Одновременно и тянет руку, и встает, и садится, и говорит взахлеб, пылая праведным гневом.
— Тише, тише, Наташа. Караваев, это правда?
Мне надо что-то сказать. Что-то простое и очевидное.
Я с ужасом начинаю понимать, что сказать-то нечего! Вернее, на языке вертятся десятки заманчивых ответов, но они не могут принадлежать моему персонажу.
Какой-то сюрреализм.
Какой-то топорно примитивный ход развития сюжета. Два плюс два. Четыре, Караваев? Да, блин! Где-то так. Не больше четырех, но точно не пять. Мне что, всхлипывая от обиды, заверить присутствующих в правдивости свидетельских показаний?
Элементарные частицы материи превращаются в монументальные куски реальности, между которыми нет прохода! Симфонический оркестр пытается исполнить "Чижика-Пыжика" и лажает, как пьяный лабух! Сознание взрослого трепещет от сжимающейся клетки требуемой обстоятельствами деградации.
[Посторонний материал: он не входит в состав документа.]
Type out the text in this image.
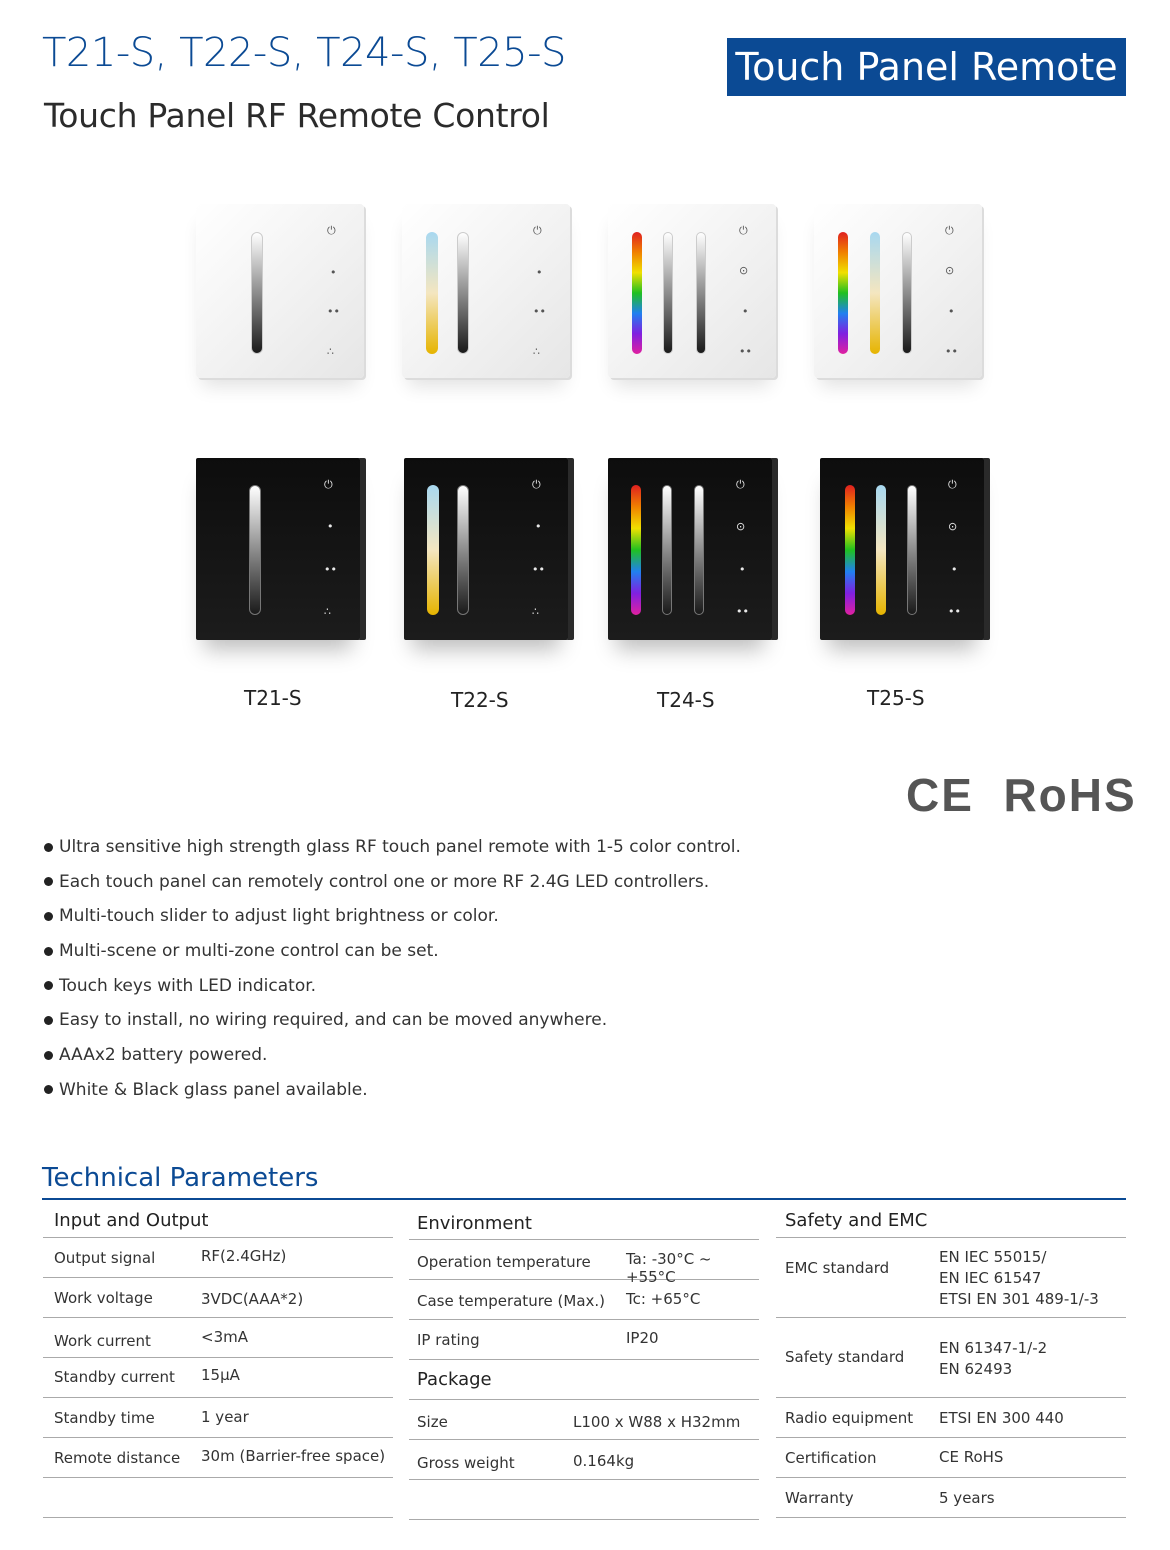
T21-S, T22-S, T24-S, T25-S
Touch Panel RF Remote Control
Touch Panel Remote
⏻
•
••
∴
⏻
•
••
∴
⏻
⊙
•
••
⏻
⊙
•
••
⏻
•
••
∴
⏻
•
••
∴
⏻
⊙
•
••
⏻
⊙
•
••
T21-S	T22-S	T24-S	T25-S
CE  RoHS
Ultra sensitive high strength glass RF touch panel remote with 1-5 color control.
Each touch panel can remotely control one or more RF 2.4G LED controllers.
Multi-touch slider to adjust light brightness or color.
Multi-scene or multi-zone control can be set.
Touch keys with LED indicator.
Easy to install, no wiring required, and can be moved anywhere.
AAAx2 battery powered.
White & Black glass panel available.
Technical Parameters
Input and Output
Output signal	RF(2.4GHz)
Work voltage	3VDC(AAA*2)
Work current	<3mA
Standby current 15μA
Standby time	1 year
Remote distance 30m (Barrier-free space)
Environment
Operation temperature Ta: -30°C ~ +55°C
Case temperature (Max.) Tc: +65°C
IP rating	IP20
Package
Size	L100 x W88 x H32mm
Gross weight	0.164kg
Safety and EMC
EMC standard
EN IEC 55015/
EN IEC 61547
ETSI EN 301 489-1/-3
Safety standard EN 61347-1/-2
EN 62493
Radio equipment ETSI EN 300 440
Certification	CE RoHS
Warranty	5 years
Это похоже на приступ паники. Той, которая уже была у меня вчера дома. В животе опять противно закололо.
— Караваев, ты что молчишь? С тобой все в порядке?
Я понимаю, что если скажу "да", все кончится.
Я вернусь на свое место и вольюсь в естественную среду полноправным членом. Стану в дружный строй колонны, которая размеренным шагом вела меня благополучно по жизни без малого полвека.
И я почему-то страшно не хочу этого. Не хочу подчиняться этим простым, как бамбук, условиям и обстоятельствам. Сдаваться не хочу. Прогибаться. Мимикрировать не хочу.
Не желаю я деградировать!
В конце концов, Я СЮДА НЕ НАПРАШИВАЛСЯ...
Поворачиваюсь и на глазах у изумленных одноклассников в звенящей тишине выхожу из класса.
Я знаю, где его искать.
Наш "аквариум" для первоклассников размещается на первом этаже левого крыла школы. А "террариум" для остальных — в правом крыле. Этажом выше нас — администрация, классы специализации, пионерия-комсомолия. Первоклашки этого не могут знать.
А вот я знаю.
И еще я знаю, что мой обидчик, пробегая по первому этажу левого крыла к запасной лестнице, мог двигаться только к одной цели — в сторону школьного спортзала, к которому "через первоклашек" короче. Ведь его собственный ареал обитания находится в совершенно другой стороне.
Ну да! Так оно и есть — вот и он.
"Кишку" в спортзал еще не открыли, и весь класс четырехклассников тусуется в маленьком коридорчике с огромными окнами на школьное футбольное поле. "Джинсовый пионер" стоит в небольшой группке соратников и, слегка подпрыгивая от возбуждения, рассказывает им что-то с азартом Петросяна.
Соратники ржут.
Вывинчиваясь на ходу из ранца и перехватывая его в правую руку, я набираю скорость. Слева мелькает выходящий из подсобки физрук в красной форме с надписью "СССР" на груди.
Да и фиг с ним!
"Джинсовый", не прекращая ржать, поворачивает голову на непонятное движение в свою сторону и, указав пальцем на клопа-первоклашку, хочет что-то сказать своим однополчанам.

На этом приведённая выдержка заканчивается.